彼がいなくなると、侍女たちが一斉に玲韻を飾り立て始めた。
玲韻はなされるがままだった。

先程の宦官が玲韻を宴の場に連れて行った。
廻廊を渡り、庭を歩き、やがて大きな高楼に着く。
高楼の上からにぎやかな気配が届いてくる。
宴の場に着くと、皆が一斉に玲韻を見やったのがわかる。
だが玲韻は、顔は上げられなかった。
体が小刻みに震えだす。

「この娘が欣芸で噂の」
「鬼神をも感じさせる『真珠の声』の持ち主ですか」
「これは楽しみでございますな」
「玲韻、こちらに」
名前を呼んだのは、先程会った宰相だった。
声のほうを見やると、彼は正面右手にいた。
先程とは違い、今はにこにこしている。
愛想笑いだとすぐにわかる。
「陛下、この娘があの歌姫でございます」
「ほう、やっと声が聞けるのか。
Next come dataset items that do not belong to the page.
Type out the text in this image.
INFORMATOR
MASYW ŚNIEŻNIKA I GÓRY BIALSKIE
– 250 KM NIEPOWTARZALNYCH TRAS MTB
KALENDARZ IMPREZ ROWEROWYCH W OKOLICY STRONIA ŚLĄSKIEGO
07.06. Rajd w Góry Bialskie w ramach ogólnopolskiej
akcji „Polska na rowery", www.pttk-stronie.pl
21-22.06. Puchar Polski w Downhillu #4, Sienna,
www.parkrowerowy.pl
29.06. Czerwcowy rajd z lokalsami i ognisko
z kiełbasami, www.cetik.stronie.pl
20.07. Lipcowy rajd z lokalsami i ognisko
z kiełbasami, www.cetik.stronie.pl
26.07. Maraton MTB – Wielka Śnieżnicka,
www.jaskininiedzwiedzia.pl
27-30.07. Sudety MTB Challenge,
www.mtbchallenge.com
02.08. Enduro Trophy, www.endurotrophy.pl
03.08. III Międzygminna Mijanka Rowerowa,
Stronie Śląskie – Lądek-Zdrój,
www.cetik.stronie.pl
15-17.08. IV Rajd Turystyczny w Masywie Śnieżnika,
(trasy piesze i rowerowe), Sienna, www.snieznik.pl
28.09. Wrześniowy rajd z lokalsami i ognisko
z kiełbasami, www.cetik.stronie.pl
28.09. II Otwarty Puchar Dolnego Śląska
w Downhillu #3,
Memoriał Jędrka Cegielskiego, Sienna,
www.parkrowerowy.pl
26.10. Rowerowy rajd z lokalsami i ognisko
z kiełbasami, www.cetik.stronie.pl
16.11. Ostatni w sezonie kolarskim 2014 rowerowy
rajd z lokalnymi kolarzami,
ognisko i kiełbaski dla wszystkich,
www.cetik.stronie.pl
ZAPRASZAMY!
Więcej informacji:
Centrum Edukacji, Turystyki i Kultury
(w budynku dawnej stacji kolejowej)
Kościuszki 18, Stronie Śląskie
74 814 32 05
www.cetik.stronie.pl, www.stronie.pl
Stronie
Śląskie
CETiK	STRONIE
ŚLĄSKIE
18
待ちかねたぞ」
皇帝は本当に自分の声を聞きたがっているのだ。
宰相が何かしゃべっているのが聞こえる。
だが玲韻にはもう、何も聞こえていなかった。
管弦の音色が変わり、玲韻もよく知っている曲が始まる。

歌えというのだろうか?
歌えない自分に?
歌う気になんかなれないのに。
どうして、歌えないのに歌わねばならないのか。

自分はもう、歌えないのだ。
なぜならもう、歌い方を忘れてしまったから。
これまで一体、どうやって歌っていたのだろう。
歌えと言われても、今の自分にはどうやって歌ったらいいのかさえわからないのだ。